Nesta perspectiva, procurando entender a dinâmica social e econômica dos diferentes grupos sociais e de produção houve uma maior proximidade com esta realidade durante o trabalho de mestrado realizado no Programa de Pós-Graduação em Planejamento de Desenvolvimento (Plades) do Núcleo de Altos Estudos Amazônicos (NAEA), da Universidade Federal do Pará. Foi possível então, conhecer a dinâmica das relações de produção e distribuição realizadas no Quilombo do Curiaú – Macapá – Amapá. As práticas de uso comum dos recursos naturais pelas famílias quilombolas estabelecidas por laços de solidariedade e trabalho sinalizam a existência de uma lógica contrária à unicamente de mercado.

Esta pequena, mas significativa trajetória aproximou da realidade agora do Movimento de Mulheres das Ilhas de Belém (MMIB) na proposta desafiadora de elaborar um trabalho de tese de doutorado. As crises sucessivas e recorrentes do sistema capitalista de produção nas diferentes esferas da sociedade – econômica, social, ecológica, política, cultural – abrem espaço para se pensar alternativas de desenvolvimento rural com destaque para o lugar das mulheres. Pois, entende-se que as atividades econômicas desenvolvidas pelas mulheres e suas famílias são vinculadas à localidade. Isto porque seus sujeitos sociais mobilizam recursos econômicos, tecnológicos, ecológicos e institucionais, e podem acessar serviços públicos essenciais ao desenvolvimento econômico com inclusão social.

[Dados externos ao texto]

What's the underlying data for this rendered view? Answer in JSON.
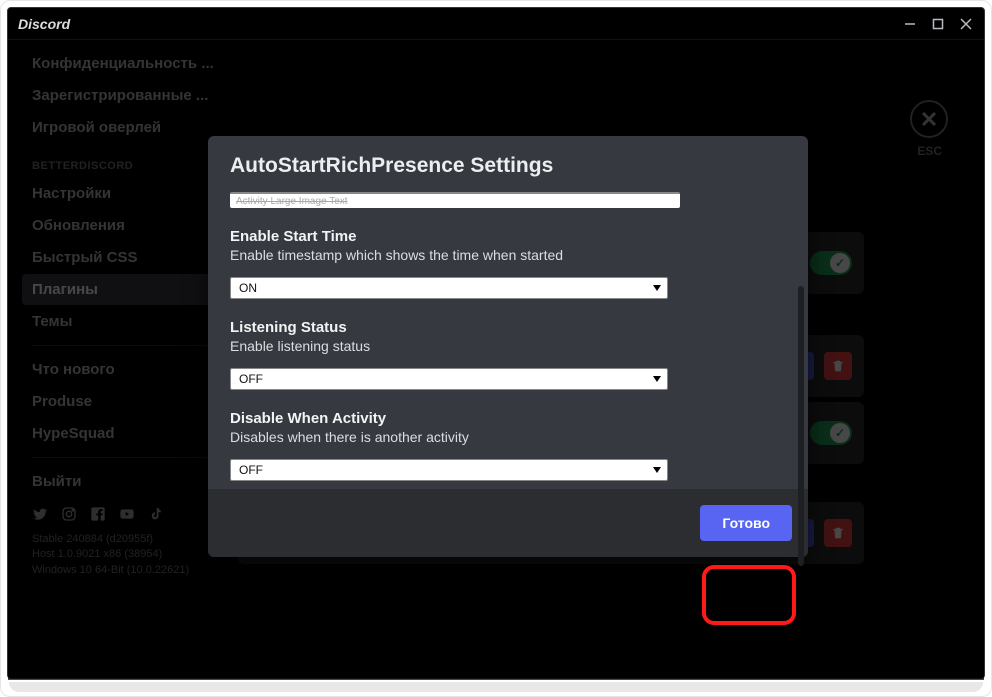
{
  "titlebar": {
    "brand": "Discord"
  },
  "close": {
    "esc": "ESC"
  },
  "sidebar": {
    "items_top": [
      "Конфиденциальность ...",
      "Зарегистрированные ...",
      "Игровой оверлей"
    ],
    "bd_header": "BETTERDISCORD",
    "bd_items": [
      "Настройки",
      "Обновления",
      "Быстрый CSS",
      "Плагины",
      "Темы"
    ],
    "misc_items": [
      "Что нового",
      "Produse",
      "HypeSquad"
    ],
    "logout": "Выйти",
    "build": [
      "Stable 240884 (d20955f)",
      "Host 1.0.9021 x86 (38954)",
      "Windows 10 64-Bit (10.0.22621)"
    ]
  },
  "modal": {
    "title": "AutoStartRichPresence Settings",
    "input_ghost": "Activity Large Image Text",
    "settings": [
      {
        "title": "Enable Start Time",
        "desc": "Enable timestamp which shows the time when started",
        "value": "ON"
      },
      {
        "title": "Listening Status",
        "desc": "Enable listening status",
        "value": "OFF"
      },
      {
        "title": "Disable When Activity",
        "desc": "Disables when there is another activity",
        "value": "OFF"
      }
    ],
    "done": "Готово"
  }
}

As mulheres rurais e suas famílias vêm, com suas estratégias econômicas e sociais, reconstituindo ecossistemas, a partir da agroecologia e da reversão de processos de erosão, de assoreamento e poluição dos rios, da monocultura e, ao mesmo tempo, da introdução de culturas das práticas consorciadas na cadeia produtiva agrícola. Essas novas práticas sociais estão ancoradas na compreensão do esgotamento do ecossistema, particularmente, pela destruição ambiental imposta pela produção capitalista em busca da lucratividade.

Por outro lado, em relação ao Movimento de Mulheres das Ilhas de Belém (MMIB), ilha de Cotijuba, Belém (PA), e como este vem desenvolvendo suas atividades produtivas e de serviços neste agroecossistema tão específico como o insular do entorno da cidade de Belém. Haja vista que desde os anos 1990, são observados traços visíveis de uma ruralidade que vem alterando concretamente as condições de vida das famílias rurais, em particular das mulheres. Isto tem instigado reflexões teóricas com base na realidade prática dos sujeitos que mobilizam esse território, em especial as mulheres do MMIB. Essas reflexões se ativeram nas práticas produtivas e reprodutivas realizadas pelas mulheres e suas famílias com destaque para aquelas relacionadas à produção e aos serviços, tanto na agricultura como no turismo que estas realizam na ilha.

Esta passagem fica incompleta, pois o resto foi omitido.